Işık kirliliği nedir?
Işık kirliliği; yapay ışık kaynaklarının yanlış mekanda, yanlış şiddette ve yanlış yönde kullanılması sonucu oluşan ışın demetlerinin oluşturduğu bir çevre kirliliğidir. Gereksiz yere kullanılan tüm aydınlatma sistemleri dünyamızdaki ışık kirliliği sorununun daha da artmasını sağlarken, yeni nesil aydınlatma elemanları olan LED, neon ve lazer ışıklandırmalar bu kirliliğin katlanarak artmasına sebep olmaktadır. Işık kirliliği, kuşların yön bulmasını zorlaştırmasından optik teleskopların uzay gözlemlerini verimli bir biçimde gerçekleştirememesine aslında ilk bakışta pek çok insanın aklına dahi gelmeyecek ciddi sorunların temel nedenidir. Başta İstanbul olmak üzere “modern” olarak adlandırılan kentlerde yaşayan tüm insanlar, gece olmasına karşın havanın aslında tam manası ile kararmadığının farkına varır. Gecenin ilerleyen saatlerinin gelmesine karşın havanın kararmaktan ziyade “loş” bir görünüm alması, şehirlerde yaşayan milyonlarca insanın doğrudan veya dolaylı olarak sebep olduğu ışık kirliliğidir. Ticari işletmelerin kullandığı reklam tabelaları, billboardlar ve yapı ışıklandırmalarının da ışık kirliliği üzerinde hatırı sayılır bir etkisi olduğu unutulmamalıdır.

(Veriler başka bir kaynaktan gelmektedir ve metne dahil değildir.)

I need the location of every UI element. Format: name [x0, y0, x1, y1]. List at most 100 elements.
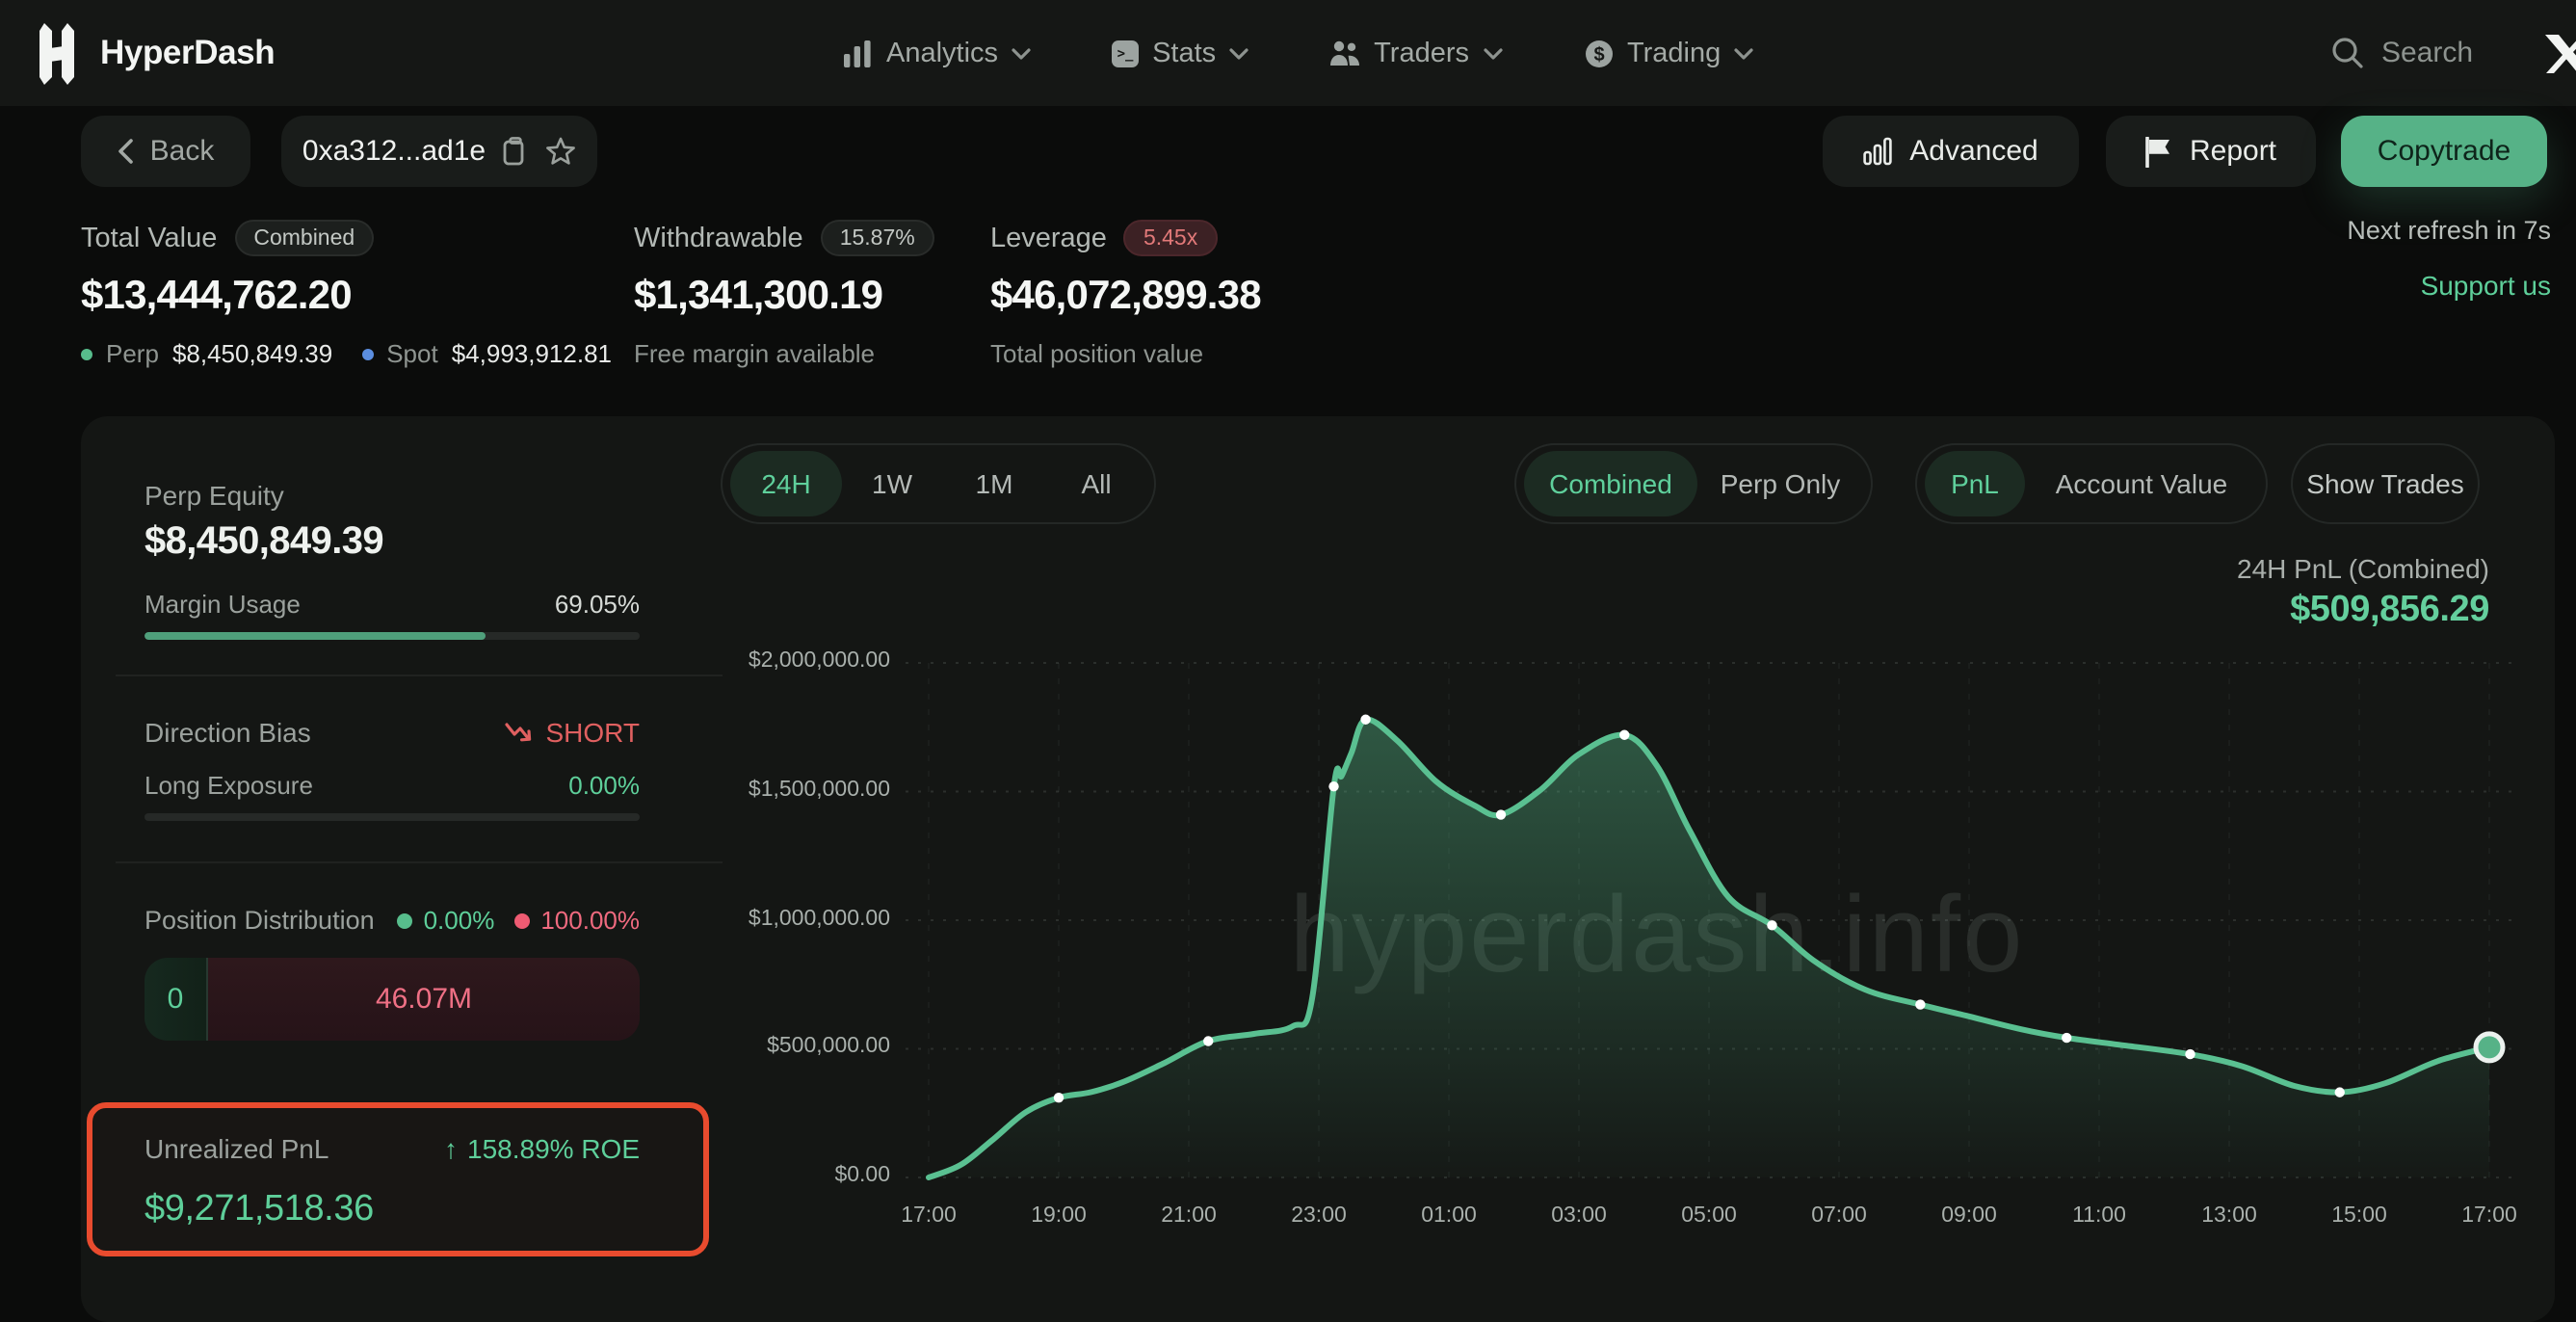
short-label: SHORT: [546, 717, 641, 748]
panel-divider: [116, 674, 723, 676]
toggle-combined[interactable]: Combined: [1524, 451, 1697, 516]
show-trades-button[interactable]: Show Trades: [2291, 443, 2480, 524]
report-label: Report: [2190, 135, 2276, 168]
unrealized-pnl-label: Unrealized PnL: [145, 1133, 329, 1164]
long-exposure-bar: [145, 813, 640, 821]
support-us-link[interactable]: Support us: [2089, 270, 2551, 301]
chevron-down-icon: [1483, 47, 1502, 59]
combined-badge: Combined: [234, 220, 374, 256]
back-button[interactable]: Back: [81, 116, 250, 187]
direction-bias-value: SHORT: [506, 717, 641, 748]
x-axis-tick-label: 13:00: [2175, 1204, 2283, 1228]
tab-24h[interactable]: 24H: [730, 451, 842, 516]
pnl-current-marker[interactable]: [2476, 1034, 2503, 1061]
y-axis-tick-label: $2,000,000.00: [713, 649, 890, 673]
x-axis-tick-label: 17:00: [2435, 1204, 2543, 1228]
hyperdash-logo[interactable]: [31, 21, 81, 87]
nav-item-label: Trading: [1627, 38, 1721, 68]
pnl-point-marker: [1619, 730, 1629, 740]
wallet-address-pill[interactable]: 0xa312...ad1e: [281, 116, 597, 187]
x-axis-tick-label: 09:00: [1915, 1204, 2023, 1228]
toggle-account-value[interactable]: Account Value: [2025, 451, 2258, 516]
hyperdash-page: HyperDash Analytics >_ Stats: [0, 0, 2576, 1282]
advanced-button[interactable]: Advanced: [1823, 116, 2079, 187]
unrealized-pnl-annotation-box: [87, 1102, 709, 1256]
advanced-chart-icon: [1863, 137, 1892, 166]
total-value-block: Total Value Combined $13,444,762.20 Perp…: [81, 220, 612, 368]
distribution-short-pct: 100.00%: [540, 906, 640, 935]
pnl-point-marker: [1915, 999, 1925, 1009]
back-label: Back: [150, 135, 215, 168]
trend-down-icon: [506, 722, 535, 743]
terminal-icon: >_: [1112, 40, 1139, 66]
copy-icon[interactable]: [503, 137, 528, 166]
unrealized-roe-value: 158.89% ROE: [467, 1133, 640, 1164]
direction-bias-label: Direction Bias: [145, 717, 311, 748]
leverage-block: Leverage 5.45x $46,072,899.38 Total posi…: [990, 220, 1261, 368]
leverage-sub: Total position value: [990, 339, 1261, 368]
people-icon: [1329, 40, 1360, 66]
spot-dot-icon: [361, 348, 373, 359]
chart-pnl-header: 24H PnL (Combined): [2027, 553, 2489, 584]
tab-1m[interactable]: 1M: [942, 451, 1046, 516]
nav-item-analytics[interactable]: Analytics: [844, 38, 1031, 68]
perp-dot-icon: [81, 348, 92, 359]
chevron-down-icon: [1734, 47, 1753, 59]
margin-usage-label: Margin Usage: [145, 590, 301, 619]
spot-label: Spot: [386, 339, 438, 368]
withdrawable-sub: Free margin available: [634, 339, 934, 368]
total-value-label: Total Value: [81, 223, 217, 253]
nav-item-trading[interactable]: $ Trading: [1583, 38, 1753, 68]
x-axis-tick-label: 23:00: [1265, 1204, 1373, 1228]
pnl-point-marker: [2335, 1087, 2345, 1097]
y-axis-tick-label: $1,500,000.00: [713, 779, 890, 802]
star-icon[interactable]: [545, 137, 576, 166]
search-button[interactable]: Search: [2331, 0, 2473, 106]
pnl-point-marker: [1767, 920, 1776, 930]
x-axis-tick-label: 15:00: [2305, 1204, 2413, 1228]
brand-title[interactable]: HyperDash: [100, 33, 275, 73]
time-range-tabs: 24H 1W 1M All: [721, 443, 1156, 524]
x-axis-tick-label: 21:00: [1135, 1204, 1243, 1228]
pnl-point-marker: [2185, 1049, 2195, 1059]
nav-item-stats[interactable]: >_ Stats: [1112, 38, 1249, 68]
chart-pnl-value: $509,856.29: [2027, 590, 2489, 632]
leverage-label: Leverage: [990, 223, 1107, 253]
nav-item-traders[interactable]: Traders: [1329, 38, 1502, 68]
pnl-point-marker: [1360, 715, 1370, 725]
perp-equity-label: Perp Equity: [145, 480, 284, 511]
position-distribution-bar: 0 46.07M: [145, 958, 640, 1041]
pnl-chart-svg[interactable]: [906, 655, 2524, 1214]
y-axis-tick-label: $500,000.00: [713, 1036, 890, 1059]
copytrade-label: Copytrade: [2378, 135, 2510, 168]
toggle-perp-only[interactable]: Perp Only: [1697, 451, 1863, 516]
toggle-pnl[interactable]: PnL: [1925, 451, 2025, 516]
spot-value: $4,993,912.81: [452, 339, 612, 368]
tab-all[interactable]: All: [1046, 451, 1146, 516]
x-axis-tick-label: 01:00: [1395, 1204, 1503, 1228]
advanced-label: Advanced: [1909, 135, 2037, 168]
pnl-point-marker: [1054, 1093, 1064, 1102]
perp-value: $8,450,849.39: [172, 339, 332, 368]
x-axis-tick-label: 03:00: [1525, 1204, 1633, 1228]
panel-divider: [116, 861, 723, 863]
dollar-circle-icon: $: [1583, 38, 1614, 68]
search-icon: [2331, 37, 2364, 69]
copytrade-button[interactable]: Copytrade: [2341, 116, 2547, 187]
arrow-up-icon: ↑: [444, 1133, 458, 1164]
x-axis-tick-label: 05:00: [1655, 1204, 1763, 1228]
withdrawable-amount: $1,341,300.19: [634, 274, 934, 320]
pnl-point-marker: [1496, 809, 1506, 819]
pnl-point-marker: [1328, 781, 1338, 791]
x-twitter-icon[interactable]: [2545, 35, 2576, 73]
nav-menu: Analytics >_ Stats Traders: [844, 0, 1753, 106]
leverage-badge: 5.45x: [1124, 220, 1217, 256]
total-value-amount: $13,444,762.20: [81, 274, 612, 320]
chevron-down-icon: [1012, 47, 1031, 59]
perp-equity-value: $8,450,849.39: [145, 520, 383, 565]
report-button[interactable]: Report: [2106, 116, 2316, 187]
search-label: Search: [2381, 37, 2473, 69]
tab-1w[interactable]: 1W: [842, 451, 942, 516]
position-distribution-label: Position Distribution: [145, 906, 375, 935]
bar-chart-icon: [844, 40, 873, 66]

Işık kirliliğinin insanoğlu için estetik manada kötü bir görünüm oluşturmaktan başka bir zararı olmadığı düşünmek kadar yanlış bir düşünce olamaz. Zira pek çok canlının hayatını etkileyen ve insanoğlunun zevklerinden çok daha önemli olan döngülerin zarar görmesine sebebiyet verebilecek kadar ciddi tehlike potansiyeline sahip olan ışık kirliliği, sera gazlarının dünyaya verdiği zararın da artmasına neden olmaktadır. Fosil yakıtlarının yanması neticesinde açığa çıkan Karbon emisyonlarının ölçü birimi olan “Karbon Ayak İzi“, insan faaliyetleri sonucu oluşan sera etkisinin verdiği zararın miktarını belirtmek için kullanılan bir terimdir. Bilim insanlarının yaptığı araştırmalar ışık kirliliğinin artmasının, Karbon Ayak İzi miktarının yani sera etkisinin de artmasını sağladığını ortaya çıkartmıştır. Bunlar haricinde modern teknolojiler sayesinde insanoğlunun büyük başarı kaydettiği bilim dallarından biri olan astronomi açısından da olumsuzluk etkilere sebebiyet veren ışık kirliliği, optik teleskopların gözlem yeteneğinin düşmesinde de etkilidir.
Uçarken Ay’ın konumuna göre yön bulan kuş türleri, ışık kirliliğinin yoğun olduğu bölgelerde Ay’ı algılamakta zorlanır ve sonuç olarak da yanlış yere uçarlar. Bazı kuşlar Ay’ın yerine göre göç rotasını belirlediğinden, ışık kirliliğinin artması bu kuşların nereye göç edeceğini bilememesi neticesinde yanlış yere göç ederek ya da göç edemeyerek ölmesine de neden olabilir. Deniz kaplumbağalarının da yumurtadan çıktıktan sonra deniz suyu üzerine vuran Ay yansımasına göre hareket ettiği bilinmektedir. Işığın yoğun olması Ay’dan yansıyan Güneş ışınlarının da engellenmesine ve bu sebeple de yavru deniz kaplumbağalarının yaşamını yitirmesine sebep olabilir.